Was die günstigen Angebote oft verschweigen: Die Preise für das Gepäck. Während bei einigen Fluglinien das Handgepäck kostenlos ist, berechnen andere Billiglinien wie "Ryanair" schon für das erste Gepäckstück zusätzliche Gebühren. Ein extra eingecheckter Koffer kostet demnach immer zusätzlich. Ein weiterer Unterschied zeigt sich bei der Art der Gepäckaufgabe. Wer sein Gepäck über die Onlinebuchung angibt, kommt oft günstiger davon. Bei einigen Fluglinien kostet das Einchecken am Flughafen glatt das Doppelte.

Ebenso groß sind die Unterschiede, wenn das Gepäck die Standardmaße der Fluglinie überschreitet. Entweder ist das Gepäck zu schwer oder größer als "normal". Wer also plant, sein Surfbrett per Billigflug mit in den Urlaub zu nehmen, sollte sich besser vorher über die Gebühren informieren. Schnell berechnen die Fluglinien hier 50 Euro oder mehr für das Übergepäck, wie "RP Online" berichtet.

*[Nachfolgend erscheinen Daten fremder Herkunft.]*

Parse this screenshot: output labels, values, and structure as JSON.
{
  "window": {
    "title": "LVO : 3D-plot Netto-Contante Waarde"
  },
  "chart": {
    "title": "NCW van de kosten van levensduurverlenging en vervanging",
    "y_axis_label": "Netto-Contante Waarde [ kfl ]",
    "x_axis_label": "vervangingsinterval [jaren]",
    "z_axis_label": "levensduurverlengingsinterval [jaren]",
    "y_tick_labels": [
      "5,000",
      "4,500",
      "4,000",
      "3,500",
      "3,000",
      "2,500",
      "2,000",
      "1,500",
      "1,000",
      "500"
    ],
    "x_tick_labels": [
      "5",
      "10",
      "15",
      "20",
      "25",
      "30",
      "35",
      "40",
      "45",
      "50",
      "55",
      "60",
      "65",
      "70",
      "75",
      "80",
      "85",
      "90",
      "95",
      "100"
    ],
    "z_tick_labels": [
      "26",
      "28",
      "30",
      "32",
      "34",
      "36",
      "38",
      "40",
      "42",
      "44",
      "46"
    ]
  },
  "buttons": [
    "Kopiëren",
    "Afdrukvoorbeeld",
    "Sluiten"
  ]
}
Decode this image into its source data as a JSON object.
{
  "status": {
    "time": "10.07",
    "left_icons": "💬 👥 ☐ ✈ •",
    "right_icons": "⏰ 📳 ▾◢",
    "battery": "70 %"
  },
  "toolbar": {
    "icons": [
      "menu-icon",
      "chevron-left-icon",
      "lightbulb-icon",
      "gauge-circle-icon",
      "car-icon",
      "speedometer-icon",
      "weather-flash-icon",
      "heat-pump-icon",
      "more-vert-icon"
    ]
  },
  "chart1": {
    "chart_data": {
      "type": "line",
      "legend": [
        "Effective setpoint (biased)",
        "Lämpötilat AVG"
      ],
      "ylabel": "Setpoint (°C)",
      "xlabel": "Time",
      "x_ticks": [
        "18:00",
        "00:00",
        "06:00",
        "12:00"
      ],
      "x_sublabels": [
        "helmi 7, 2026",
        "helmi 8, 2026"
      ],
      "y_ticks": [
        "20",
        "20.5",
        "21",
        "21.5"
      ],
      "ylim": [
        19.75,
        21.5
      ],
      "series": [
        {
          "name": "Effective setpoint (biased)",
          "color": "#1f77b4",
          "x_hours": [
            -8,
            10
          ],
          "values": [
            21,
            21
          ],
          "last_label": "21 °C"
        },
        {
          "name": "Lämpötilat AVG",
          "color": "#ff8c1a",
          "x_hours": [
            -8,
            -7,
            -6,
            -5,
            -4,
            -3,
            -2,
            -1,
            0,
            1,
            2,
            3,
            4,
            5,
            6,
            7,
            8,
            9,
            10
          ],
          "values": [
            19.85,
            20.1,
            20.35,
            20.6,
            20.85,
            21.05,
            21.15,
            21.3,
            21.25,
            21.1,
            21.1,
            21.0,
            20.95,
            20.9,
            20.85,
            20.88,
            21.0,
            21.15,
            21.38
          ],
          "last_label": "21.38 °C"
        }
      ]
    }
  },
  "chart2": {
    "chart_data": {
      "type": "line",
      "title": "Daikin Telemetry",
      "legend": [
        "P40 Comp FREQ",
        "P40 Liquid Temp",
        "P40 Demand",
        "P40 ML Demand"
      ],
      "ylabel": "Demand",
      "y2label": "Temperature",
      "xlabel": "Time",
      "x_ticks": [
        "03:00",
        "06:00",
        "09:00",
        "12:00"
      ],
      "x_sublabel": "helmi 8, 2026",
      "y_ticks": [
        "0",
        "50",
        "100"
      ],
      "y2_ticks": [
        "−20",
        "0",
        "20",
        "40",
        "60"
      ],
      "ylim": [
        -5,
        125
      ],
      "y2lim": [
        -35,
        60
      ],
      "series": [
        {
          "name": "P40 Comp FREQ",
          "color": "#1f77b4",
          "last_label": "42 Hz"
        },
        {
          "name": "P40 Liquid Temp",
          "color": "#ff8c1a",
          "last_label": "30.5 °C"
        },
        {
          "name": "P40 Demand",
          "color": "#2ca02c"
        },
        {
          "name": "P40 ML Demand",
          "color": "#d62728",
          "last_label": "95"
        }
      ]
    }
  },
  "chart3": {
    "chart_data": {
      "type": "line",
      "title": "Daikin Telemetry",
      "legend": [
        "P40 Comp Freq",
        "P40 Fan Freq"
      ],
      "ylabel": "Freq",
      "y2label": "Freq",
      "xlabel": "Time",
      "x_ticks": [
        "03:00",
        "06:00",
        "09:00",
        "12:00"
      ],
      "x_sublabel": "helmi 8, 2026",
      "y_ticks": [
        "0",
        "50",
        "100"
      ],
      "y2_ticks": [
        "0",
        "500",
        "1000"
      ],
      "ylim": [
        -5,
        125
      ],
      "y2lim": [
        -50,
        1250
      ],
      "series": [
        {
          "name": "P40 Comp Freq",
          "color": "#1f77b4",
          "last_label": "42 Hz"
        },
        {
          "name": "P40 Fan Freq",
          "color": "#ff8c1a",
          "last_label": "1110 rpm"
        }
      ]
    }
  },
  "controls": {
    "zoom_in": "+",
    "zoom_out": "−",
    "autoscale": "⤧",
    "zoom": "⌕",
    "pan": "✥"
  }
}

Sitzplatzreservierung? Keine Selbstverständlichkeit auf Billigflügen

Bei einigen günstigen Flugangeboten ist es nicht möglich, einen Sitzplatz zu reservieren. Andere Fluglinien hingegen bieten diesen Service an - natürlich nicht gratis. Bis zu 25 Euro kostet eine solche Reservierung. Ein weiterer Service ist unter der Bezeichnung "Speedy Boarding" oder "Priority Boarding" bei einigen Fluglinien möglich. Gegen eine zusätzliche Gebühr von bis zu 25 Euro wird der Fluggast beim Check-in bevorzugt behandelt und gelangt früher an Bord der Maschine.